A Credit Card Swipe Is Only the Tip of the Iceberg for a Startup
Last night a friend asked me at what point I knew that SimpleData had product-market fit. I responded, “When I saw evidence that I had solved my customer’s problem.”
Novice entrepreneurs think that the goal of customer development is to swipe a credit card. This is not true. A paying customer does not prove product-market fit. It simply validates that your customer has a problem, which is only the tip of the iceberg.
It’s not until you solve your customer’s problem that you can claim product-market fit. But how do you know when you’ve solved that problem?
Before your customer swipes their credit card, ask them how they will measure the success of your product or service. For a B2B startup this is easy. Ask your customer what Key Performance Indicator (KPI) they hope your product will affect. An obvious example might be increased revenue.
At SimpleData, we helped a customer sign an $18,000 in their first month using the service. They had only spent $2,000 which means we sold them a machine that takes $1 and returns $9. The $2,000 we collected from them meant very little compared to the $18,000 they collected from their customer.
This logic extends to consumer products as well.
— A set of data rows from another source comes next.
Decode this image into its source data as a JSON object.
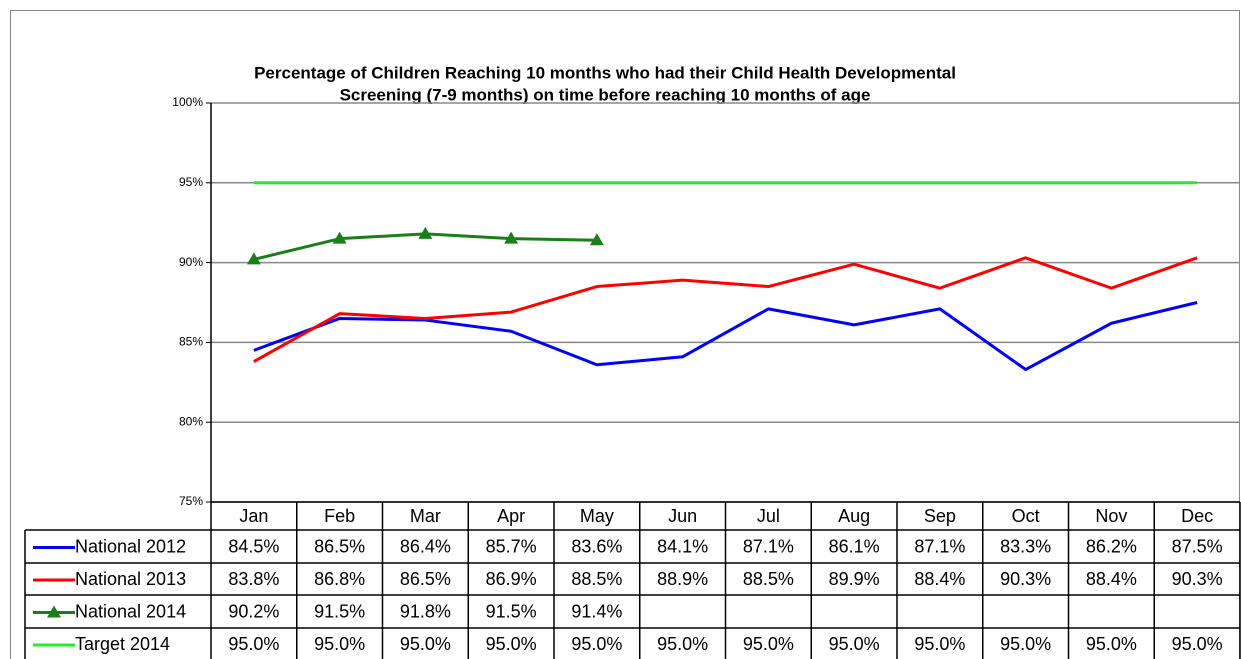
{
  "chart_data": {
    "type": "line",
    "title": [
      "Percentage of Children Reaching 10 months who had their Child Health Developmental",
      "Screening (7-9 months) on time before reaching 10 months of age"
    ],
    "categories": [
      "Jan",
      "Feb",
      "Mar",
      "Apr",
      "May",
      "Jun",
      "Jul",
      "Aug",
      "Sep",
      "Oct",
      "Nov",
      "Dec"
    ],
    "ylim": [
      75,
      100
    ],
    "yticks": [
      {
        "value": 75,
        "label": "75%"
      },
      {
        "value": 80,
        "label": "80%"
      },
      {
        "value": 85,
        "label": "85%"
      },
      {
        "value": 90,
        "label": "90%"
      },
      {
        "value": 95,
        "label": "95%"
      },
      {
        "value": 100,
        "label": "100%"
      }
    ],
    "grid": true,
    "series": [
      {
        "name": "National 2012",
        "color": "#0000ff",
        "marker": null,
        "values": [
          84.5,
          86.5,
          86.4,
          85.7,
          83.6,
          84.1,
          87.1,
          86.1,
          87.1,
          83.3,
          86.2,
          87.5
        ],
        "value_labels": [
          "84.5%",
          "86.5%",
          "86.4%",
          "85.7%",
          "83.6%",
          "84.1%",
          "87.1%",
          "86.1%",
          "87.1%",
          "83.3%",
          "86.2%",
          "87.5%"
        ]
      },
      {
        "name": "National 2013",
        "color": "#ff0000",
        "marker": null,
        "values": [
          83.8,
          86.8,
          86.5,
          86.9,
          88.5,
          88.9,
          88.5,
          89.9,
          88.4,
          90.3,
          88.4,
          90.3
        ],
        "value_labels": [
          "83.8%",
          "86.8%",
          "86.5%",
          "86.9%",
          "88.5%",
          "88.9%",
          "88.5%",
          "89.9%",
          "88.4%",
          "90.3%",
          "88.4%",
          "90.3%"
        ]
      },
      {
        "name": "National 2014",
        "color": "#1a7f1a",
        "marker": "triangle",
        "values": [
          90.2,
          91.5,
          91.8,
          91.5,
          91.4,
          null,
          null,
          null,
          null,
          null,
          null,
          null
        ],
        "value_labels": [
          "90.2%",
          "91.5%",
          "91.8%",
          "91.5%",
          "91.4%",
          null,
          null,
          null,
          null,
          null,
          null,
          null
        ]
      },
      {
        "name": "Target 2014",
        "color": "#22ee22",
        "marker": null,
        "values": [
          95,
          95,
          95,
          95,
          95,
          95,
          95,
          95,
          95,
          95,
          95,
          95
        ],
        "value_labels": [
          "95.0%",
          "95.0%",
          "95.0%",
          "95.0%",
          "95.0%",
          "95.0%",
          "95.0%",
          "95.0%",
          "95.0%",
          "95.0%",
          "95.0%",
          "95.0%"
        ]
      }
    ]
  }
}
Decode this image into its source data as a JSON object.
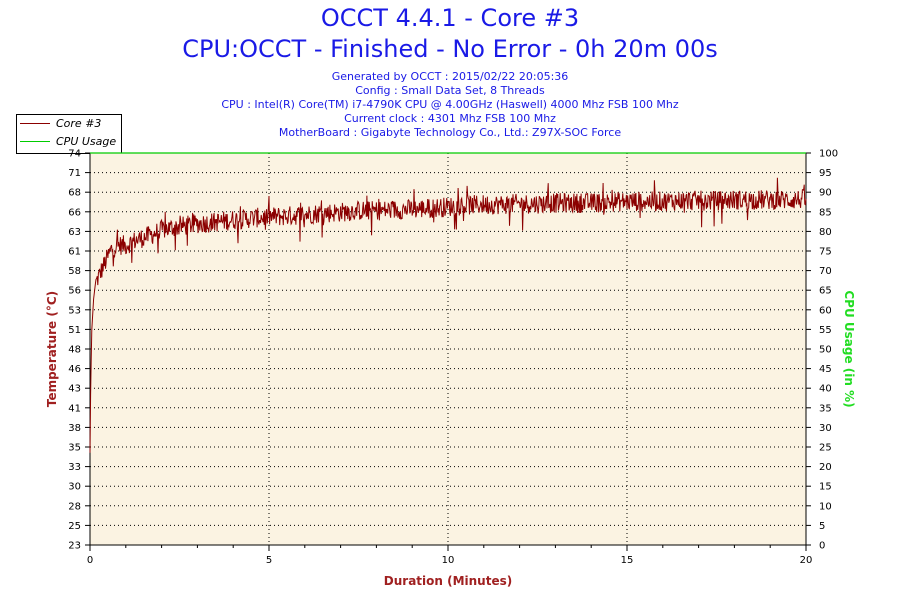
{
  "header": {
    "title": "OCCT 4.4.1 - Core #3",
    "subtitle": "CPU:OCCT - Finished - No Error - 0h 20m 00s",
    "info_lines": [
      "Generated by OCCT : 2015/02/22 20:05:36",
      "Config : Small Data Set, 8 Threads",
      "CPU : Intel(R) Core(TM) i7-4790K CPU @ 4.00GHz (Haswell) 4000 Mhz FSB 100 Mhz",
      "Current clock : 4301 Mhz FSB 100 Mhz",
      "MotherBoard : Gigabyte Technology Co., Ltd.: Z97X-SOC Force"
    ]
  },
  "legend": {
    "items": [
      {
        "label": "Core #3",
        "color": "#8b0000"
      },
      {
        "label": "CPU Usage",
        "color": "#00cc00"
      }
    ]
  },
  "chart_data": {
    "type": "line",
    "xlabel": "Duration (Minutes)",
    "ylabel": "Temperature (°C)",
    "y2label": "CPU Usage (in %)",
    "xlim": [
      0,
      20
    ],
    "ylim": [
      23,
      74
    ],
    "y2lim": [
      0,
      100
    ],
    "x_ticks": [
      "0",
      "5",
      "10",
      "15",
      "20"
    ],
    "y_ticks": [
      "23",
      "25",
      "28",
      "30",
      "33",
      "35",
      "38",
      "41",
      "43",
      "46",
      "48",
      "51",
      "53",
      "56",
      "58",
      "61",
      "63",
      "66",
      "68",
      "71",
      "74"
    ],
    "y2_ticks": [
      "0",
      "5",
      "10",
      "15",
      "20",
      "25",
      "30",
      "35",
      "40",
      "45",
      "50",
      "55",
      "60",
      "65",
      "70",
      "75",
      "80",
      "85",
      "90",
      "95",
      "100"
    ],
    "grid": true,
    "legend_position": "top-left",
    "colors": {
      "temperature": "#8b0000",
      "cpu_usage": "#00cc00",
      "plot_background": "#fbf3e2",
      "xlabel": "#a02020",
      "ylabel": "#a02020",
      "y2label": "#22dd22"
    },
    "series": [
      {
        "name": "Core #3",
        "axis": "left",
        "x": [
          0,
          0.02,
          0.05,
          0.1,
          0.15,
          0.2,
          0.3,
          0.4,
          0.5,
          0.6,
          0.8,
          1.0,
          1.2,
          1.5,
          1.8,
          2.0,
          2.3,
          2.6,
          3.0,
          3.5,
          4.0,
          4.5,
          5.0,
          5.5,
          6.0,
          6.5,
          7.0,
          7.5,
          8.0,
          8.5,
          9.0,
          9.5,
          10.0,
          10.5,
          11.0,
          11.5,
          12.0,
          12.5,
          13.0,
          13.5,
          14.0,
          14.5,
          15.0,
          15.5,
          16.0,
          16.5,
          17.0,
          17.5,
          18.0,
          18.5,
          19.0,
          19.5,
          20.0
        ],
        "values": [
          35,
          44,
          51,
          55,
          57,
          57.5,
          58.5,
          59.5,
          60.5,
          61.5,
          62,
          62,
          62.5,
          63,
          63.5,
          64,
          64.3,
          64.5,
          64.8,
          65,
          65.3,
          65.5,
          65.7,
          65.8,
          66,
          66.2,
          66.3,
          66.5,
          66.5,
          66.6,
          66.7,
          66.8,
          67,
          67.2,
          67.3,
          67.3,
          67.4,
          67.4,
          67.5,
          67.5,
          67.5,
          67.6,
          67.7,
          67.7,
          67.7,
          67.8,
          67.8,
          67.8,
          67.9,
          67.9,
          67.9,
          67.9,
          68
        ]
      },
      {
        "name": "CPU Usage",
        "axis": "right",
        "x": [
          0,
          20
        ],
        "values": [
          100,
          100
        ]
      }
    ]
  }
}
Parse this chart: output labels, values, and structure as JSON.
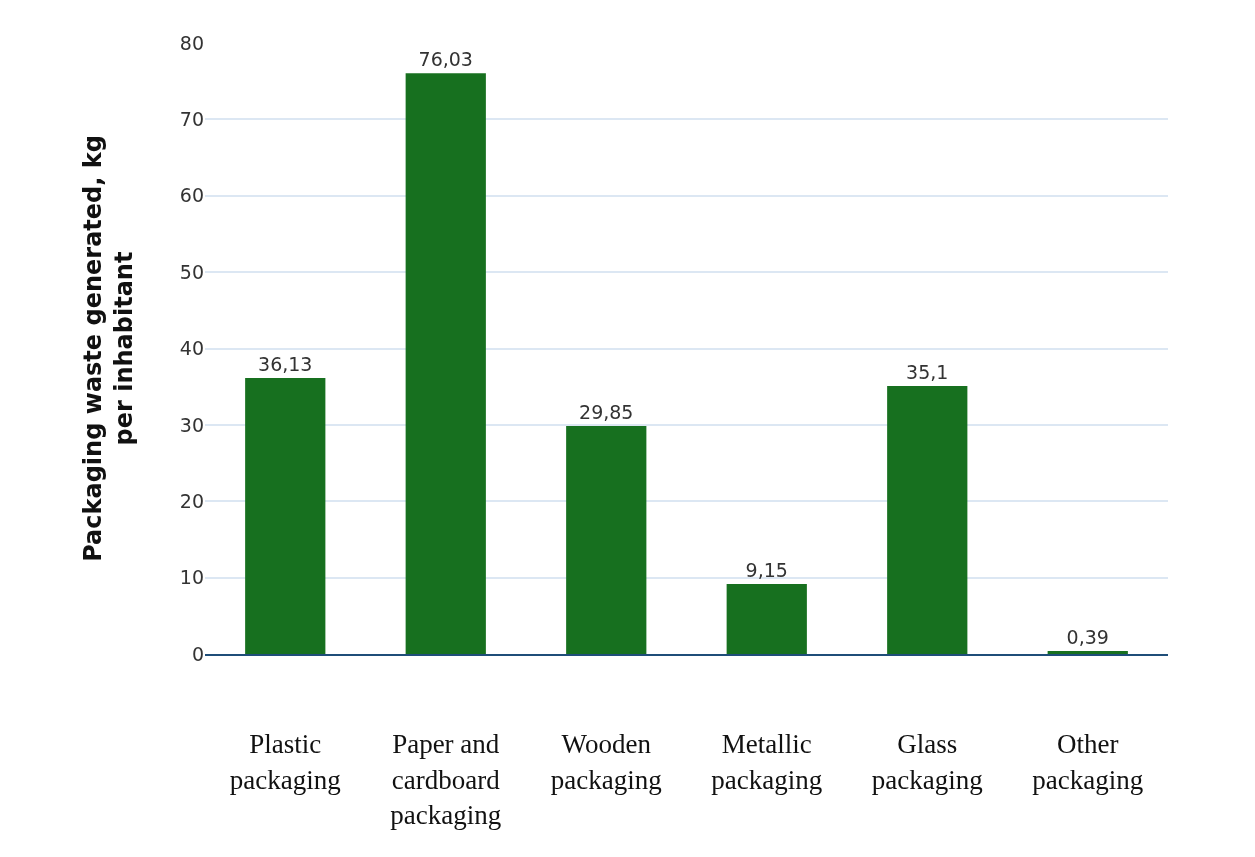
{
  "chart_data": {
    "type": "bar",
    "ylabel": "Packaging waste generated, kg per inhabitant",
    "categories": [
      "Plastic packaging",
      "Paper and cardboard packaging",
      "Wooden packaging",
      "Metallic packaging",
      "Glass packaging",
      "Other packaging"
    ],
    "values": [
      36.13,
      76.03,
      29.85,
      9.15,
      35.1,
      0.39
    ],
    "value_labels": [
      "36,13",
      "76,03",
      "29,85",
      "9,15",
      "35,1",
      "0,39"
    ],
    "color": "#17701f",
    "ylim": [
      0,
      80
    ],
    "yticks": [
      0,
      10,
      20,
      30,
      40,
      50,
      60,
      70,
      80
    ],
    "grid": "y"
  }
}
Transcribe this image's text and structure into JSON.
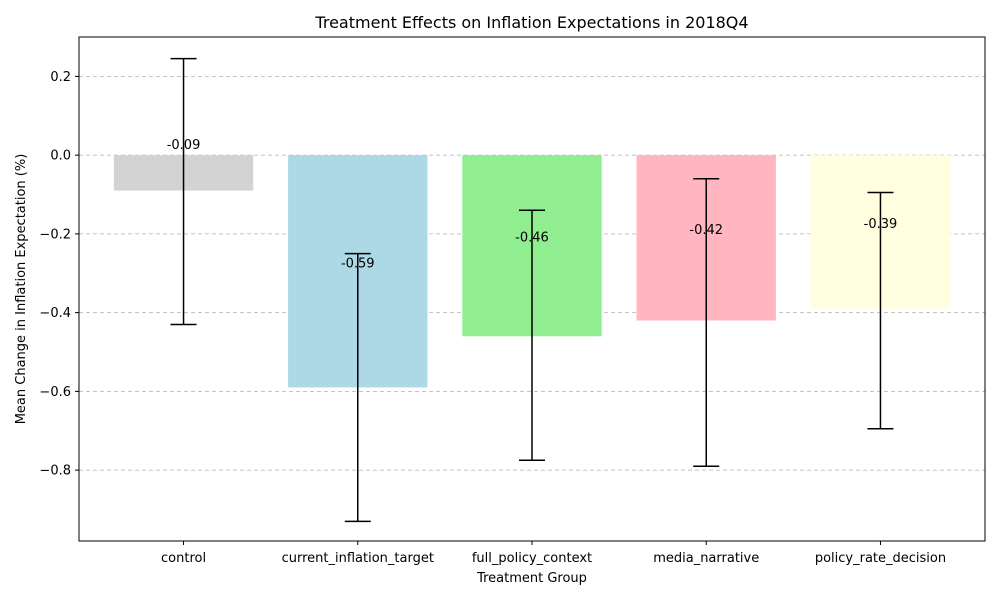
{
  "chart_data": {
    "type": "bar",
    "title": "Treatment Effects on Inflation Expectations in 2018Q4",
    "xlabel": "Treatment Group",
    "ylabel": "Mean Change in Inflation Expectation (%)",
    "categories": [
      "control",
      "current_inflation_target",
      "full_policy_context",
      "media_narrative",
      "policy_rate_decision"
    ],
    "values": [
      -0.09,
      -0.59,
      -0.46,
      -0.42,
      -0.39
    ],
    "value_labels": [
      "-0.09",
      "-0.59",
      "-0.46",
      "-0.42",
      "-0.39"
    ],
    "error_low": [
      -0.43,
      -0.93,
      -0.775,
      -0.79,
      -0.695
    ],
    "error_high": [
      0.245,
      -0.25,
      -0.14,
      -0.06,
      -0.095
    ],
    "colors": [
      "#d3d3d3",
      "#add8e6",
      "#90ee90",
      "#ffb6c1",
      "#ffffe0"
    ],
    "ylim": [
      -0.98,
      0.3
    ],
    "yticks": [
      0.2,
      0.0,
      -0.2,
      -0.4,
      -0.6,
      -0.8
    ],
    "ytick_labels": [
      "0.2",
      "0.0",
      "−0.2",
      "−0.4",
      "−0.6",
      "−0.8"
    ],
    "grid": "y-dashed",
    "legend": "none"
  }
}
Bonobos, the men’s clothing company, set out to create a pair of chinos that men could love. Product-market fit didn’t come when they sold their first 100 pairs. It came when many of those 100 people came back for a second pair.
A credit card swipe is only the tip of the iceberg for the entrepreneur seeking product-market fit. In order to build a company, you must deliver on the promise inherent in that payment.